Esta fraternidad de hermanos fue aprobada por el papa Pío V en el año de 1572 y reconocida posteriormente como Orden Hospitalaria de San Juan de Dios por el papa Sixto V en 1586 y reconfirmada como tal en el siglo XVII por el papa Pablo V. En el siglo XVII, comienza la expansión de la orden hacia América; así, nacen centros hospitalarios en Cartagena de Indias en el año de 1596, en Portobelo y Cuba en el año de 1603 y en México en el año de 1604, llegando incluso a fundaciones andinas en Santiago de Chile en el año de 1617. Tendremos que considerar que los hijos de Juan de Dios habían llegado con bastante retraso a la Nueva España si consideramos que, desde 1602, tenían las autorizaciones necesarias para embarcarse.
De los 16 religiosos que se embarcaron para el virreinato, solo cuatro llegaron a la capital, los restantes se quedaron en las diversas casas fundadas en Nicaragua y en Cuba. El primero que era responsable del grupo fue fray Cristóbal Muñoz y era originario de Úbeda, “de la edad de 36 años, barbirrojo, lego; pero hombre muy entendido en papeles y negocios”.
Las tres provincias de la Orden Hospitalaria en la América española fueron: la de San Bernardo de Tierra Firme, con residencia en Panamá; la del Espíritu Santo, que correspondía a la Nueva España, Guatemala, Honduras, Nicaragua y las Islas Filipinas, con residencia en México, y la del Arcángel San Rafael.

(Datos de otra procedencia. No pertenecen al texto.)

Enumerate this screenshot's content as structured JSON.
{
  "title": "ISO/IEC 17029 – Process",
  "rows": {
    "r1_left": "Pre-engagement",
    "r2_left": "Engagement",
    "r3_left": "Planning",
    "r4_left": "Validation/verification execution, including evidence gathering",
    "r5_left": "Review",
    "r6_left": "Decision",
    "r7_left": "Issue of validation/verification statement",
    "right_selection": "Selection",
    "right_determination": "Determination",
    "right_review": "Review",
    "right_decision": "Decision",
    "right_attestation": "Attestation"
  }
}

La historia de los Juaninos en San Juan del Río se remonta con don Tomás Enríquez Rangel, quien hizo una donación en 1661 de 4 mil 85 pesos para construir el hospital y un rebaño de 10 mil ovejas del que provendrían los recursos necesarios para el sostenimiento de este. Las licencias civiles y eclesiásticas fueron otorgadas por el virrey, quien era el conde de Baños y el arzobispo de México, don Mateo Sagada Bugueiro, y, el 22 de octubre de 1662, tres juaninos venidos de los Desamparados se hicieron cargo del hospital recién terminado al que fue otorgado el Real Patronato.
El hospital siempre fue muy pequeño e incluso decayó porque, de seis hermanos y ocho camas que tuvo en sus inicios, en el año de 1774, solo contaba con cuatro hermanos y seis camas. Sin embargo, el humilde establecimiento gozó de buena fama y parece haber superado las crisis del siglo XVIII y la exclaustración, siguiendo como hospital civil hasta mediados del siglo XX. De este convento, debemos destacar su más grande tesoro, que es la venerada imagen de Jesusito de la Portería, tal y como la llaman los sanjuanenses, que le tienen una gran devoción y de la que hablaremos en otra colaboración.